On the 5th of July they performed another operation in the same region for the removal of any tissues which might possibly have been infected.

These operations were so completely successful that the President was fitted with an artificial jaw of vulcanized rubber which enabled him to speak without any impairment of the strength and clearness of his voice.* Immediately after this severe trial, which he bore with calm fortitude, Cleveland had to battle with the raging silver faction, strong in its legislative position through its control of the Senate.
* For details, see New York "Times," Sept.

21, 1917.
When Congress met, the only legislation which the President had to propose was the repeal of the Silver Purchase Act, although he remarked that "tariff reform has lost nothing of its immediate and permanent importance and must in the near future engage the attention of Congress." It was a natural inference, therefore, that the Administration had no financial policy beyond putting a stop to treasury purchases of silver, and there was a vehement outcry against an action which seemed to strike against the only visible source of additional currency.

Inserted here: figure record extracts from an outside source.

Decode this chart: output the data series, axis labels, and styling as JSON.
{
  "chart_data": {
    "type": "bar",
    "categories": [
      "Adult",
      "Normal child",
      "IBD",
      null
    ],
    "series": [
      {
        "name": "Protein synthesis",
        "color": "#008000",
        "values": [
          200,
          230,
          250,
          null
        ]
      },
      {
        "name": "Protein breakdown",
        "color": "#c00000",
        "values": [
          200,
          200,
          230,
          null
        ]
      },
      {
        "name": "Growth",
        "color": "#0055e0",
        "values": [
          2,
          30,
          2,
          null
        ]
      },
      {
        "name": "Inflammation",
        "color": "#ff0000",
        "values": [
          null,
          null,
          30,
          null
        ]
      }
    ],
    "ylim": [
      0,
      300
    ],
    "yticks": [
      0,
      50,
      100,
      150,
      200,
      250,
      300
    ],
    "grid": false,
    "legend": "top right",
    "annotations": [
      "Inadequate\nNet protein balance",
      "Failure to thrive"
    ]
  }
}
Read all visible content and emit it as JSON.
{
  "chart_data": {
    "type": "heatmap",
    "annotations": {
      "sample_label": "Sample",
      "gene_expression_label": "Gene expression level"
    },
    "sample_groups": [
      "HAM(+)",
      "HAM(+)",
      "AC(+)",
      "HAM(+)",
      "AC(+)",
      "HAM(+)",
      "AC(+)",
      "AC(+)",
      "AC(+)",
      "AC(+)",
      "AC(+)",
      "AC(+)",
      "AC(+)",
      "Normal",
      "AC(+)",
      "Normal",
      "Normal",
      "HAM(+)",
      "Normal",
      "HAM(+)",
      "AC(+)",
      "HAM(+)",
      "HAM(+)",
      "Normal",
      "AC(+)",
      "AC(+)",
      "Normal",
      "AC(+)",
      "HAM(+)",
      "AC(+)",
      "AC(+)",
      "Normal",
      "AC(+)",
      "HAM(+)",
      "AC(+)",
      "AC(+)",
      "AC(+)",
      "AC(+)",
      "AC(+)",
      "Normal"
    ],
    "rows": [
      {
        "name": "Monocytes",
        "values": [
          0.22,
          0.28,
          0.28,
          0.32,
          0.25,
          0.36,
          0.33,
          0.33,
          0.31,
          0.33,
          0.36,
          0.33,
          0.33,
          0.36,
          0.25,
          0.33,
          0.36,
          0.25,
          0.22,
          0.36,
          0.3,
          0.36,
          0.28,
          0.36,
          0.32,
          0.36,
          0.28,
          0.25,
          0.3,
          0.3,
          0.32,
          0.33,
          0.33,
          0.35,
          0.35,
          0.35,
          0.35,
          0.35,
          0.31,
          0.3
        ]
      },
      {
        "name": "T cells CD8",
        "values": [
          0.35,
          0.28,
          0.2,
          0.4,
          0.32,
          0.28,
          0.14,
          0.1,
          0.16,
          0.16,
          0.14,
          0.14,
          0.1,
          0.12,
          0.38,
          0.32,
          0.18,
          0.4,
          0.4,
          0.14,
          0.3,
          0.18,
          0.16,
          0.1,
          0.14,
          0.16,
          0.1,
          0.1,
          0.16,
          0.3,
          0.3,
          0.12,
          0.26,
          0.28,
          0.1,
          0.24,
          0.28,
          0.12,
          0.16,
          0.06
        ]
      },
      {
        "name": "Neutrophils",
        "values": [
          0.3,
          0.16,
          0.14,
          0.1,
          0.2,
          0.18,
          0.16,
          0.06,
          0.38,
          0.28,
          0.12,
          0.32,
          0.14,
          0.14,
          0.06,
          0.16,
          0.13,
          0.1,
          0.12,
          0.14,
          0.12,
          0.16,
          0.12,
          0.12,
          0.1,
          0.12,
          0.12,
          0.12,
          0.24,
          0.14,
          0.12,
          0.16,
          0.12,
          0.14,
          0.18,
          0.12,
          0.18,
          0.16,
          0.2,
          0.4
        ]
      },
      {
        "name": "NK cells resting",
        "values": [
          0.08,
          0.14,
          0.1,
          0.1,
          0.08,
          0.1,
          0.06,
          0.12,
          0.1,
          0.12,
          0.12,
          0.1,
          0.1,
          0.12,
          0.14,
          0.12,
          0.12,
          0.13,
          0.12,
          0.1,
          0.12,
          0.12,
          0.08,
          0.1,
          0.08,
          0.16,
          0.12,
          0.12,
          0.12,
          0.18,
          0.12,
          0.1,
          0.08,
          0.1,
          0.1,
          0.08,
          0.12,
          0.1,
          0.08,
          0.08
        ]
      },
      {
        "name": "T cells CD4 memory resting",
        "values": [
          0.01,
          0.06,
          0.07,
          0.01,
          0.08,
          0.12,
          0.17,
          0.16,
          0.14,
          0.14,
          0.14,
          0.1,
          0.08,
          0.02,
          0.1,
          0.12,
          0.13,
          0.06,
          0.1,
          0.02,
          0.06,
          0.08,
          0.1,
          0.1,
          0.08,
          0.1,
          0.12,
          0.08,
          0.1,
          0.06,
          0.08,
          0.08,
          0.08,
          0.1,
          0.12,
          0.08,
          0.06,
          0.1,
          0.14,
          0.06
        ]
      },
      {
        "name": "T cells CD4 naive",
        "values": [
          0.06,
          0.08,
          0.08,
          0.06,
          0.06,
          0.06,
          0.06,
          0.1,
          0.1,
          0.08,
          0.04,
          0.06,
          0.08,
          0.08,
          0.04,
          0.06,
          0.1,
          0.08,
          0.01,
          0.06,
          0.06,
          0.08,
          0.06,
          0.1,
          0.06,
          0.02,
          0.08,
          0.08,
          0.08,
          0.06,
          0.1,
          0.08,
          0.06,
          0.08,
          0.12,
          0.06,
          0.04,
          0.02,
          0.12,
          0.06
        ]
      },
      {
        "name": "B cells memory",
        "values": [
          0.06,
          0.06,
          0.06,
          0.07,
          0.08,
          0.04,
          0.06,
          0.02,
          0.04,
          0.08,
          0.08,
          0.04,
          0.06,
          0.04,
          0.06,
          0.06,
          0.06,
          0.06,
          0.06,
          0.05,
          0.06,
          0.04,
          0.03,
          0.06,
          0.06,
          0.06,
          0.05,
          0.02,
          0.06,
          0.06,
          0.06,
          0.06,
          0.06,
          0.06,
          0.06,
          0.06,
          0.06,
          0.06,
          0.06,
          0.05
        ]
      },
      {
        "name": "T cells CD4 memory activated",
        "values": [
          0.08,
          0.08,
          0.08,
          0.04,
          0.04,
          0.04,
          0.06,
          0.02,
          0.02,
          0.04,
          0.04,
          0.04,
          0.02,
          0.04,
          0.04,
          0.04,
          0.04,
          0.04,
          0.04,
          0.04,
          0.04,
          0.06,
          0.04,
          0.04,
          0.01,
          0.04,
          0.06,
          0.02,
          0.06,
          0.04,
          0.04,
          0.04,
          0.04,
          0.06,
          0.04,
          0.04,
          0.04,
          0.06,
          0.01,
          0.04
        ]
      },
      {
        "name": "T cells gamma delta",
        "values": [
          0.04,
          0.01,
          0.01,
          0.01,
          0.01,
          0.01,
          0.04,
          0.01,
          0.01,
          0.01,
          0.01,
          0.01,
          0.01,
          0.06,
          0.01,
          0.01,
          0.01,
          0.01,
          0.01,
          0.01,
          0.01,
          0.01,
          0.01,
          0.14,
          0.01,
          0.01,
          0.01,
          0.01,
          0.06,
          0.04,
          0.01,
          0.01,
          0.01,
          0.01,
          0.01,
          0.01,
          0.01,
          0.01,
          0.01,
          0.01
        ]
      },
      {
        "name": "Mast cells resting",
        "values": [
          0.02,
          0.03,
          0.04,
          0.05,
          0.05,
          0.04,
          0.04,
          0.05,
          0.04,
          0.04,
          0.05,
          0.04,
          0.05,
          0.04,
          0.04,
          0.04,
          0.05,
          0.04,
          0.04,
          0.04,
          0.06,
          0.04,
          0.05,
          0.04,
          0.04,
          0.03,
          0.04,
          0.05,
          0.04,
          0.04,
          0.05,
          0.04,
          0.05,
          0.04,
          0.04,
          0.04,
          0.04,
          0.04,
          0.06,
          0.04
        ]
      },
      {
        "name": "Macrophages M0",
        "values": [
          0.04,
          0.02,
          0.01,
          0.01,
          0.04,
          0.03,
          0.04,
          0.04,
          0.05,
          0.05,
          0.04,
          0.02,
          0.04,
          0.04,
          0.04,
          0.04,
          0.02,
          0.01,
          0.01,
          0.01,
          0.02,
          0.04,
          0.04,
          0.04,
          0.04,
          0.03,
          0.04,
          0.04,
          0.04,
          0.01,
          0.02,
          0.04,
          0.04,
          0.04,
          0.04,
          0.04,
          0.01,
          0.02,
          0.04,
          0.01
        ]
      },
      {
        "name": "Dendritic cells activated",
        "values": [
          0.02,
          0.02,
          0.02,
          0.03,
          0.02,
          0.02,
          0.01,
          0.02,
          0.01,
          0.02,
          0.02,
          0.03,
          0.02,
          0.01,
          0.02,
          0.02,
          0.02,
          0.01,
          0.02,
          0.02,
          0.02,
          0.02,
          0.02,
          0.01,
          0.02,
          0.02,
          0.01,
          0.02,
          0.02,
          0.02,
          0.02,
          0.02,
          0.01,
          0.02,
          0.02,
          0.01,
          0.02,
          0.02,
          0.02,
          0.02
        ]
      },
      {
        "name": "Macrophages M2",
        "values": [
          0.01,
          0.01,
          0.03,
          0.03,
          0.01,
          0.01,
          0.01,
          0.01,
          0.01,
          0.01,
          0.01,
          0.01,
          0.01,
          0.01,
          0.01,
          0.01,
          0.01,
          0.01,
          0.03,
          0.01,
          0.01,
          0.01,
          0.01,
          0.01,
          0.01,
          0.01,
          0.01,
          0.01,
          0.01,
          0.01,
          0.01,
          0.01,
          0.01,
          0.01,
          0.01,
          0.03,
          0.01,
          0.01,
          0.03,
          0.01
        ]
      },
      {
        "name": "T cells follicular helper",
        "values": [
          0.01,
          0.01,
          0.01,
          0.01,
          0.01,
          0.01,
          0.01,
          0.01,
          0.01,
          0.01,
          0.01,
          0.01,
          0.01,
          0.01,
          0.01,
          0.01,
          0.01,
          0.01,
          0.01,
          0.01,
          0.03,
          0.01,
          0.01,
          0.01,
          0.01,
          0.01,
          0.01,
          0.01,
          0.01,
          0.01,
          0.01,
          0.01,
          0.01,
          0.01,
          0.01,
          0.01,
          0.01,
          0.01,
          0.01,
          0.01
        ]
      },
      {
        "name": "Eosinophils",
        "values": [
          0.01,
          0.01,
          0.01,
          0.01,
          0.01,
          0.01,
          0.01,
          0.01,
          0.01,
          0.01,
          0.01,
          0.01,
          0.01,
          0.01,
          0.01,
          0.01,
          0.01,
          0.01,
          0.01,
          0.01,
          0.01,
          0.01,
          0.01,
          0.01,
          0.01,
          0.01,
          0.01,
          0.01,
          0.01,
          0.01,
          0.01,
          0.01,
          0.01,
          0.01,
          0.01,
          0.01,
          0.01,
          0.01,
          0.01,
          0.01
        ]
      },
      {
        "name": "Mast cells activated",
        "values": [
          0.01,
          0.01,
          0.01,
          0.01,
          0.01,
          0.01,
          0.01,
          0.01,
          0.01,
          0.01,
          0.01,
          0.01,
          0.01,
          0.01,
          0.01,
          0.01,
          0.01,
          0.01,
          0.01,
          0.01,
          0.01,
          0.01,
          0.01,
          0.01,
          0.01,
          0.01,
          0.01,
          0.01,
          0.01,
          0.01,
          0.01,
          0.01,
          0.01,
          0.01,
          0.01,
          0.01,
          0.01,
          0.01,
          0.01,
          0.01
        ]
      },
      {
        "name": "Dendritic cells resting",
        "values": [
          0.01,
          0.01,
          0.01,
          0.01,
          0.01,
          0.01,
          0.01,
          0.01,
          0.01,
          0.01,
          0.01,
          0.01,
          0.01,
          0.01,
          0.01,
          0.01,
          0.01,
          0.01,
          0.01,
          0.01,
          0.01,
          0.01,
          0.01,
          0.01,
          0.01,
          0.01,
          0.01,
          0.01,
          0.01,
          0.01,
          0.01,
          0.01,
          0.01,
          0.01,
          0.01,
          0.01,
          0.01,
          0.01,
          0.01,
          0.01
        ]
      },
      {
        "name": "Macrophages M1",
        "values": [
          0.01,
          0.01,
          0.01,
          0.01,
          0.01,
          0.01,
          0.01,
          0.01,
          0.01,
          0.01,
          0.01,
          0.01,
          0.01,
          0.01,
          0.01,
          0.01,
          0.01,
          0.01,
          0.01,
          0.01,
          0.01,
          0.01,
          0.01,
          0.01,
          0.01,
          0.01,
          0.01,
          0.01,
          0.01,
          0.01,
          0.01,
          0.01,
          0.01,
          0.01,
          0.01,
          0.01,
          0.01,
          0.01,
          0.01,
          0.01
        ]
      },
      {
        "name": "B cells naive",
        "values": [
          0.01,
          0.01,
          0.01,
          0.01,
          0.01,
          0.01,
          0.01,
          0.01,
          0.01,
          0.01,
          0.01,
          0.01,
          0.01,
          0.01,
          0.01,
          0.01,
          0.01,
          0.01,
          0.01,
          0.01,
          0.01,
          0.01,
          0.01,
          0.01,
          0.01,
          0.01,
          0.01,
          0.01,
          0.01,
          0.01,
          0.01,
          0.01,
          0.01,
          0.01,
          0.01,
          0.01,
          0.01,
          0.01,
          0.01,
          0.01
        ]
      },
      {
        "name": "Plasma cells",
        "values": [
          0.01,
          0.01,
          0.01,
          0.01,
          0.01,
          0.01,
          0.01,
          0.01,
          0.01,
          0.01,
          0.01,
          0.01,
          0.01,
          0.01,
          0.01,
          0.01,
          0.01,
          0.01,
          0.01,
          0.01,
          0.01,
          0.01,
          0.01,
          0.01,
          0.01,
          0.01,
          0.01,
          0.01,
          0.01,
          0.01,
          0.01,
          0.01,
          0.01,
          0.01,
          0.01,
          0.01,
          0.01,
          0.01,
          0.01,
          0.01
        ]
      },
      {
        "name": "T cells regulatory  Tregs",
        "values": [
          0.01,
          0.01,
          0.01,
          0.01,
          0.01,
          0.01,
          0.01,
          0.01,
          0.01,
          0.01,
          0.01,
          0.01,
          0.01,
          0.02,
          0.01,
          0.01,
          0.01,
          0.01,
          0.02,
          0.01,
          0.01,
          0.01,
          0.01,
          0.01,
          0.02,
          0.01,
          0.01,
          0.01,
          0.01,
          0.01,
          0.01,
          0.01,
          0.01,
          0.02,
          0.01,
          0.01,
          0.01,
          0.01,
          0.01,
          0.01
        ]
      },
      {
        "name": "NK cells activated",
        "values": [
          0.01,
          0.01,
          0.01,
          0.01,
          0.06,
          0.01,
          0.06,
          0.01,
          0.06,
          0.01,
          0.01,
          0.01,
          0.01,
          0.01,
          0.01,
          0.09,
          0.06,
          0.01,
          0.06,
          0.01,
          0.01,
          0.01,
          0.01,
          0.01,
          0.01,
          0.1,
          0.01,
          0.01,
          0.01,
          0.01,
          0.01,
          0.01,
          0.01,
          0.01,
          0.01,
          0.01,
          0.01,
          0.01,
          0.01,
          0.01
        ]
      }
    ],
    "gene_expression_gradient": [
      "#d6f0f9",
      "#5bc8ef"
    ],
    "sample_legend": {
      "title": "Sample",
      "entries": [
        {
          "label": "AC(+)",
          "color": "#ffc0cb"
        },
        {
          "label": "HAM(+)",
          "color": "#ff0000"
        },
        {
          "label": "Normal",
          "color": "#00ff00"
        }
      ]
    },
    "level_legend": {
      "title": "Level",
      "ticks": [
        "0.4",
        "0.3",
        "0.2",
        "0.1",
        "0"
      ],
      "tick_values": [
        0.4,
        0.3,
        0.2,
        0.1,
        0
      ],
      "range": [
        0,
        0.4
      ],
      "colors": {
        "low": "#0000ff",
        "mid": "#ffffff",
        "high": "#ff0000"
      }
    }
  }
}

President Cleveland was even denounced as a tool of Wall Street, and the panic was declared to be the result of a plot of British and American bankers against silver.
Nevertheless, on the 28th of August, the House passed a repeal bill by a vote of 240 to 110.

There was a long and violent struggle in the Senate, where such representative anomalies existed that Nevada with a population of 45,761 had the same voting power as New York with 5,997,853.